1. The near record snowfall kept prospective buyers at home. Hahaha! For the past five years, people were willing to crawl over broken glass, and each other, in order to spend way too much money on a house. If the market were still robust, no amount of snow would stop it.

2. The new municipal land-transfer tax has dampened the market. This is the preferred bogeyman of the Toronto Real Estate Board, which likes to make believe that home purchases are otherwise-efficient free-market transactions that were not already encumbered by a series of fees, taxes and commissions. I sometimes wonder when the real estate industry will get with the times and figure out a way to tack on a fuel surcharge. Anyway, the tax is having some effect—it seems to have helped spike transactions late in 2007—but for years, double-digit increases in house prices were no deterrent to purchase. David’s maximum two per cent tax is hardly enough to fell Toronto’s real estate Goliath.
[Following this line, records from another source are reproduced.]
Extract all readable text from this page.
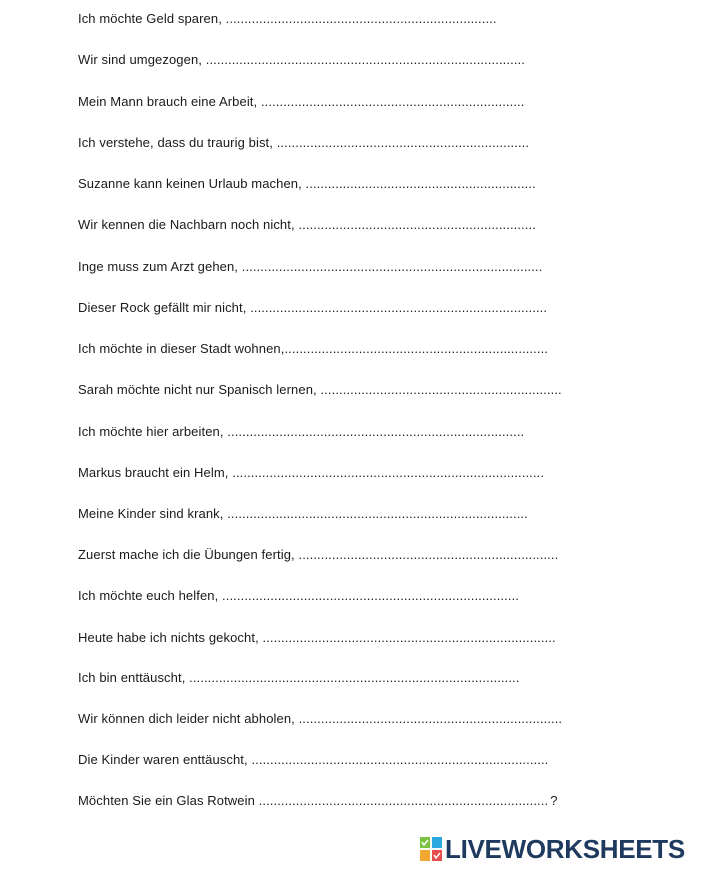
Ich möchte Geld sparen, .........................................................................
Wir sind umgezogen, ......................................................................................
Mein Mann brauch eine Arbeit, .......................................................................
Ich verstehe, dass du traurig bist, ....................................................................
Suzanne kann keinen Urlaub machen, ..............................................................
Wir kennen die Nachbarn noch nicht, ................................................................
Inge muss zum Arzt gehen, .................................................................................
Dieser Rock gefällt mir nicht, ................................................................................
Ich möchte in dieser Stadt wohnen,.......................................................................
Sarah möchte nicht nur Spanisch lernen, .................................................................
Ich möchte hier arbeiten, ................................................................................
Markus braucht ein Helm, ....................................................................................
Meine Kinder sind krank, .................................................................................
Zuerst mache ich die Übungen fertig, ......................................................................
Ich möchte euch helfen, ................................................................................
Heute habe ich nichts gekocht, ...............................................................................
Ich bin enttäuscht, .........................................................................................
Wir können dich leider nicht abholen, .......................................................................
Die Kinder waren enttäuscht, ................................................................................
Möchten Sie ein Glas Rotwein .............................................................................. ?
LIVEWORKSHEETS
3. The economy is in a slump. The fatal flaw of the first two hypotheses is that they pretend individual buyers and sellers are still in total control of the transactions—that they could buy a house but choose not to based upon such whimsies as the weather or because they don’t like the mayor. Maybe the reality is that they don’t have total control and can’t buy a house, as GTA prices are still on the rise, but home-seekers just don’t have the means.

Sorry to ruin your weekend, but them’s the breaks.